桜ふたたび 前編
❀ ❀ ❀

それから一時間後。
駅ビル二階のカフェから、刻々と変わるコンコースの往来をじっと見下ろしていたジェイは、口元にニヒルな笑みを浮かべた。

期待を裏切らず、彼女はいそいそとやって来た。

「こんにちわ」

声を掛けられるのを待って、ジェイは振り向いた。
千世の後方に目を凝らし、それから、訝しげな視線を彼女に向ける。

「澪は……来ません」

ジェイは、重い溜め息とともに目を落とした。

千世は、一応〝気の毒そう〞で〝申し訳なさそう〞な顔を作っているが、うずうずした肩の線から、好奇心という本心がだだ漏れている。
とうとう辛抱できなくなったか、彼女は自ら椅子を引いて、腰を下ろした。

──釣れた。

ジェイはほくそ笑んだ。

「それでは、案内してもらおうか」

ジェイはいきなり席を立つ。
千世はきょとんと見上げている。

「君のところにいるんだろう?」

「はい。え? あ……、い、いいえ!」

冷たい目が、見透かしたように見下ろす。
千世はしまったと、肩に埋まるほど首をすぼめた。

澪が来ないことなど、ジェイにはわかっていた。

イタリア滞在中、澪が恋人との貴重な時間そっちのけで、教会探しに奔走するのを止めさせるため、後日結婚式場を紹介すると約束した際、千世の自宅の電話番号を渡されていたのが、思わぬところで役立った。
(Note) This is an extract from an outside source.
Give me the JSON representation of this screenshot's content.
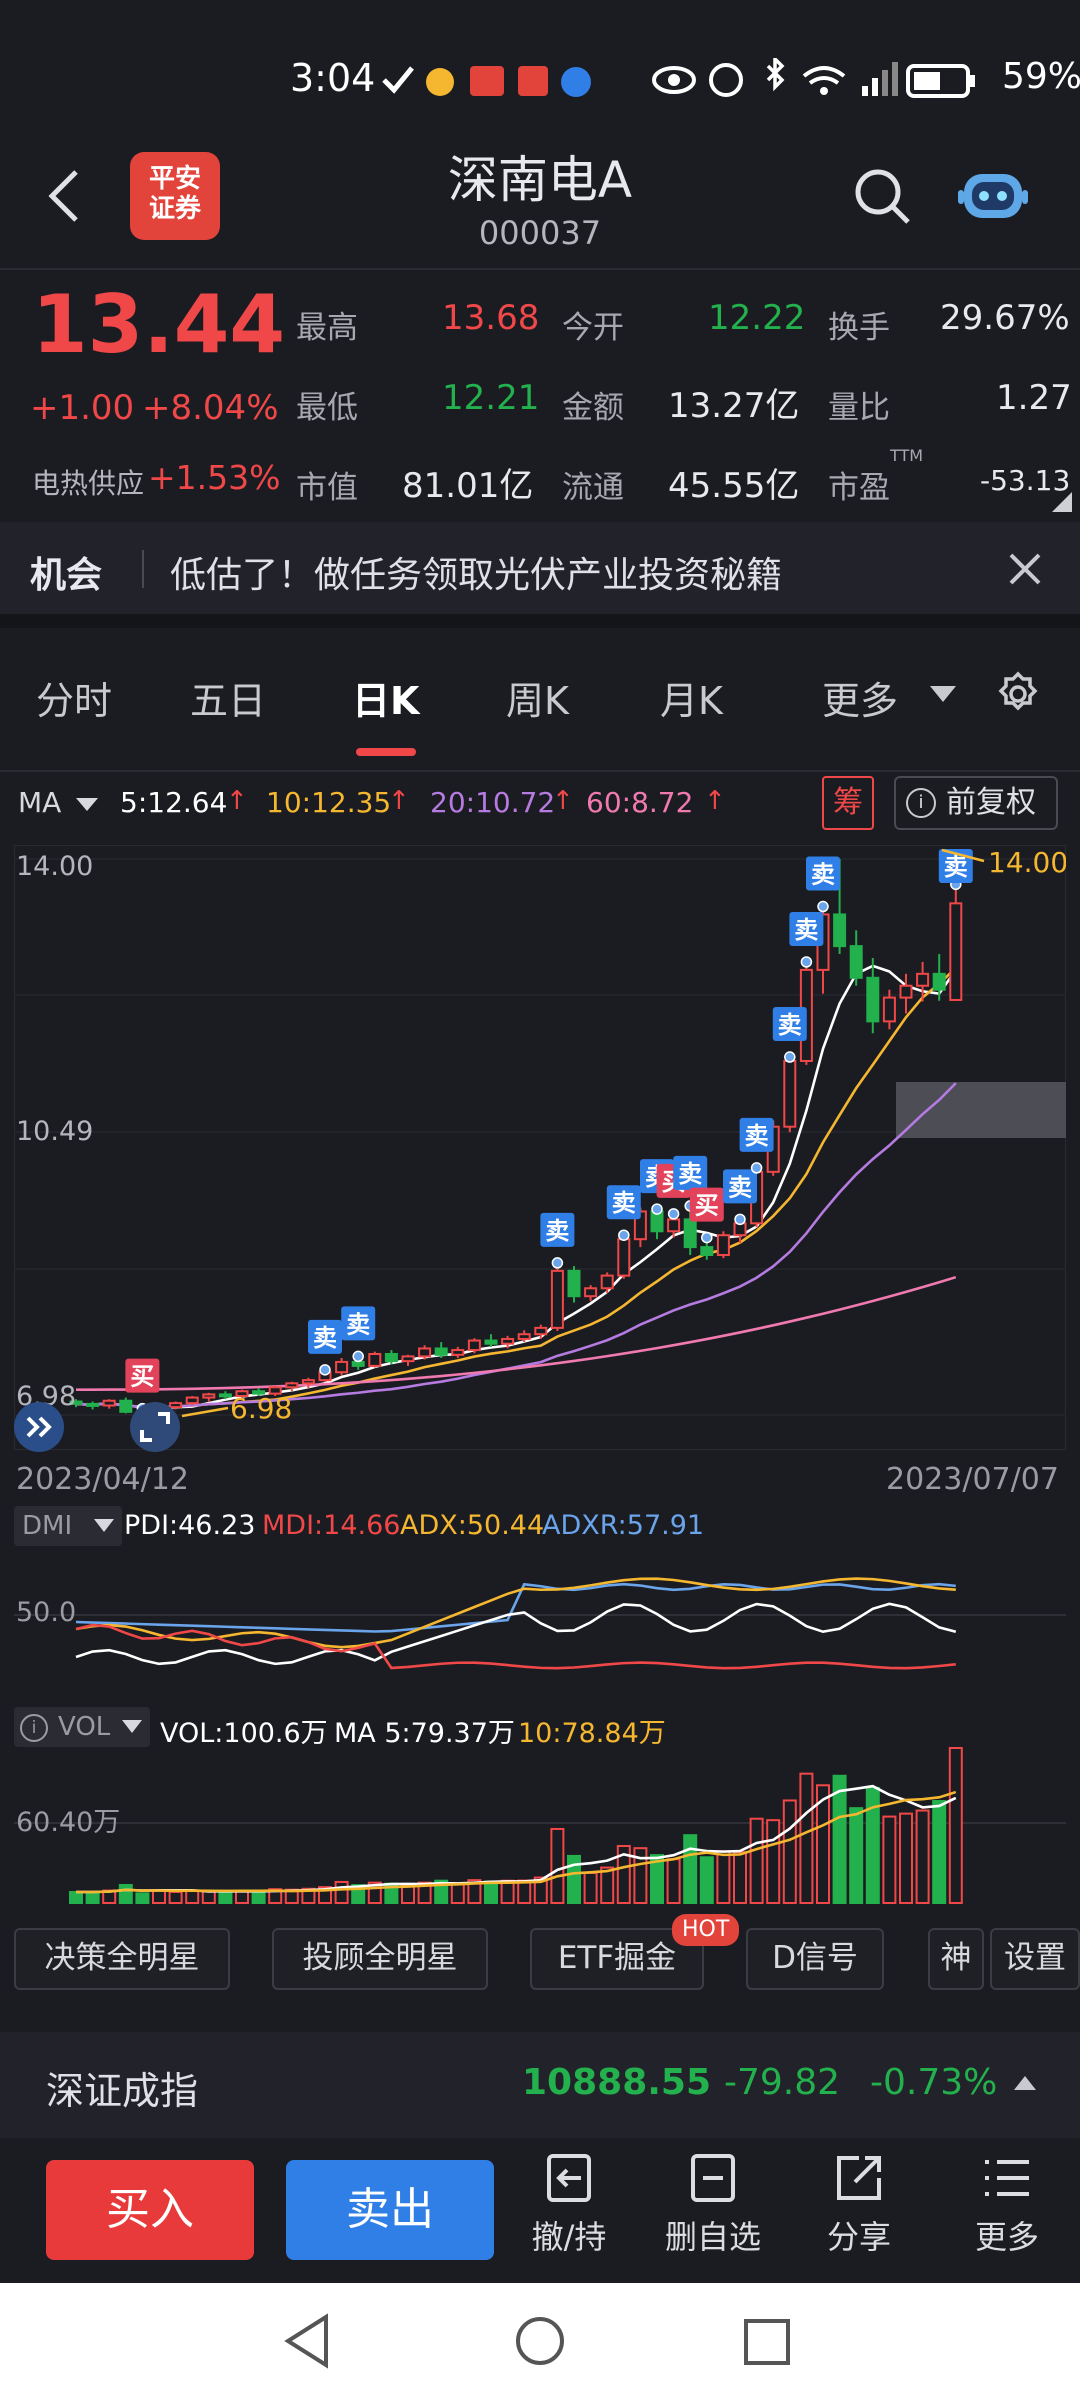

〈澪を捜している。どこにいるか心当たりはないかな?〉

〈い、いいえ!〉

必要以上の強い否定と狼狽に、しらばっくれているのは明らかだった。

好奇心の塊のような千世のこと、きっとのこのこ出てくる。
澪に止められることをおそれ、ここで待っているという伝言も握りつぶして──。



計算通りのまったく軽率な女だが、もう一働き、肝心な役どころが残っている。
向こうが来ないのなら、こちらから捕らえに行くまでだ。